Mon amie Yseult* est hôtesse d’accueil, pour une grosse entreprise au centre de Paris. L'autre jour, je suis allée la chercher à son travail. Je l'ai vue de l’autre côté de la baie vitrée, masquée, à prendre la température des rares clients qui traversent le hall. Elle était tout sourire, attentionnée, patiente et tirée à quatre épingles, ce qui n'est pas tout à fait dans ses habitudes. 

Comme elle, nombreuses sont les hôtesses d'accueil qui ont subi la crise actuelle de plein fouet : bureaux désertés, employés désorientés, mesures ubuesques. Mises en chômage partiel pendant le premier confinement, puis rappelées sur leur site dès la fin de ce dernier - pas de télétravail pour elles - elles ont rapidement dû s’adapter aux nouvelles mesures en vigueur. Ce qui n’a pas simplifié leur rôle, loin de là. 

Ces postes d'accueil sont occupés en grande majorité par des femmes : si les données statistiques manquent sur le sujet, il suffit de jeter un coup d'œil aux sites web des agences d'évènementiel et d'accueil où les femmes occupent toute la place. "Il s’agit donc d’un "petit boulot" dédié aux jeunes, présentant la particularité d’être presque exclusivement destiné aux femmes", écrivait Gabrielle Schütz, docteure ès sociologie, dans une enquête sur le sujet en 2006. 

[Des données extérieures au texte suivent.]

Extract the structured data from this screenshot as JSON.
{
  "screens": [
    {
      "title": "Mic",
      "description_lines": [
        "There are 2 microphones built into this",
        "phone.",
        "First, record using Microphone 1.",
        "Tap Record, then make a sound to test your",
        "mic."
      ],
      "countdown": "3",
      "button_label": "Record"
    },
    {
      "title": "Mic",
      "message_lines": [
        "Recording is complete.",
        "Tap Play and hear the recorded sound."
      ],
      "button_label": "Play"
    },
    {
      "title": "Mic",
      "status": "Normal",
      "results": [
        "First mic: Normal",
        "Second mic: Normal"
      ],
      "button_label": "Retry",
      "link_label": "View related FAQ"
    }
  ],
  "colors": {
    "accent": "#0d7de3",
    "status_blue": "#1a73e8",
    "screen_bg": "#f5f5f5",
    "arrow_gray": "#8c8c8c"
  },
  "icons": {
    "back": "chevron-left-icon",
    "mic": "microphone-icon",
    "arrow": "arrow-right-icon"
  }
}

Et la crise sanitaire et économique n'a fait qu'amplifier les problèmes liés à ce secteur très féminisé.

Dès la sortie du premier confinement, la grande incohérence de leur statut a émergé : à la fois essentielles au bon fonctionnement de toute entreprise (ou immeuble), elles demeurent piégées dans une image de femme charmante et serviable.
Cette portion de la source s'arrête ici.